Walter de la Mare, Inward Companion and Other Poems (Faber and Faber 1950).

“Good nature and good sense” are hard to come by both in life and in art. De la Mare was too self-effacing to ascribe those qualities to himself, but he was aware of their scarcity.  None of us are in a position to claim to have them.  But, if any poet can be said to have both “good nature and good sense,” it is Walter de la Mare.

However, he is no Pangloss or Pollyanna.  Having a sense of wonder and aspiring to goodness does not mean that one is not fully aware of the facts of life.  Hence, an abiding awareness of our transience is present in nearly every poem that de la Mare wrote.  There is no shortage of deaths, graveyards, epitaphs, abandoned churches, empty echoing houses, and ghosts in his poetry.

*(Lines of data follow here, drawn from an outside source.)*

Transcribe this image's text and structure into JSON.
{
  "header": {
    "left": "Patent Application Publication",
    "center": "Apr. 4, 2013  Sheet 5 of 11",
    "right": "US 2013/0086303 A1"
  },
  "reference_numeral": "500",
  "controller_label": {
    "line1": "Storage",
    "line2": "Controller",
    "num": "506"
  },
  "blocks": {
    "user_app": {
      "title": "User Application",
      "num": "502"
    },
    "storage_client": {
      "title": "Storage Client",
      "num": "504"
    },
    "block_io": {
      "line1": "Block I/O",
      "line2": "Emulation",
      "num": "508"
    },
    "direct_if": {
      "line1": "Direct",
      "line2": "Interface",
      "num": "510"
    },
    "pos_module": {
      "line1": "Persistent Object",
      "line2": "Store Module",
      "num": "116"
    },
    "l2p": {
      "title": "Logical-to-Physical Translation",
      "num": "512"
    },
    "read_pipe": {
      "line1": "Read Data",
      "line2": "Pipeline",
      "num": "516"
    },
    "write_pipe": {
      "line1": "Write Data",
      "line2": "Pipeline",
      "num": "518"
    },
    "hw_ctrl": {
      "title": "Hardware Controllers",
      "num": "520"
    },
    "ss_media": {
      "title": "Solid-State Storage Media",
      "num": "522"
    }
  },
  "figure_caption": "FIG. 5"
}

But his “wonder, awe, and reverence for the beauty and strangeness of creation” places the fact of our mortality squarely at the heart of that “beauty and strangeness.”  This is, marvelously, attended by a sense of peaceful acceptance.  This is where “good nature and good sense” come in. We find no despair in his poetry.  Nor do we find bitter and self-regarding irony, that characteristic disease of the modern age.  His essential message (as set forth in what are probably his best-known lines) is:  “Look thy last on all things lovely,/Every hour.

Unwitting

This evening to my manuscript
Flitted a tiny fly;
At the wet ink sedately sipped,
Then seemed to put the matter by,
Mindless of him who wrote it, and
His scrutinizing eye —
That any consciousness indeed
Its actions could descry! . . .

Silence; and wavering candlelight;
Night; and a starless sky.

Walter de la Mare, Ibid.  The ellipses are in the original.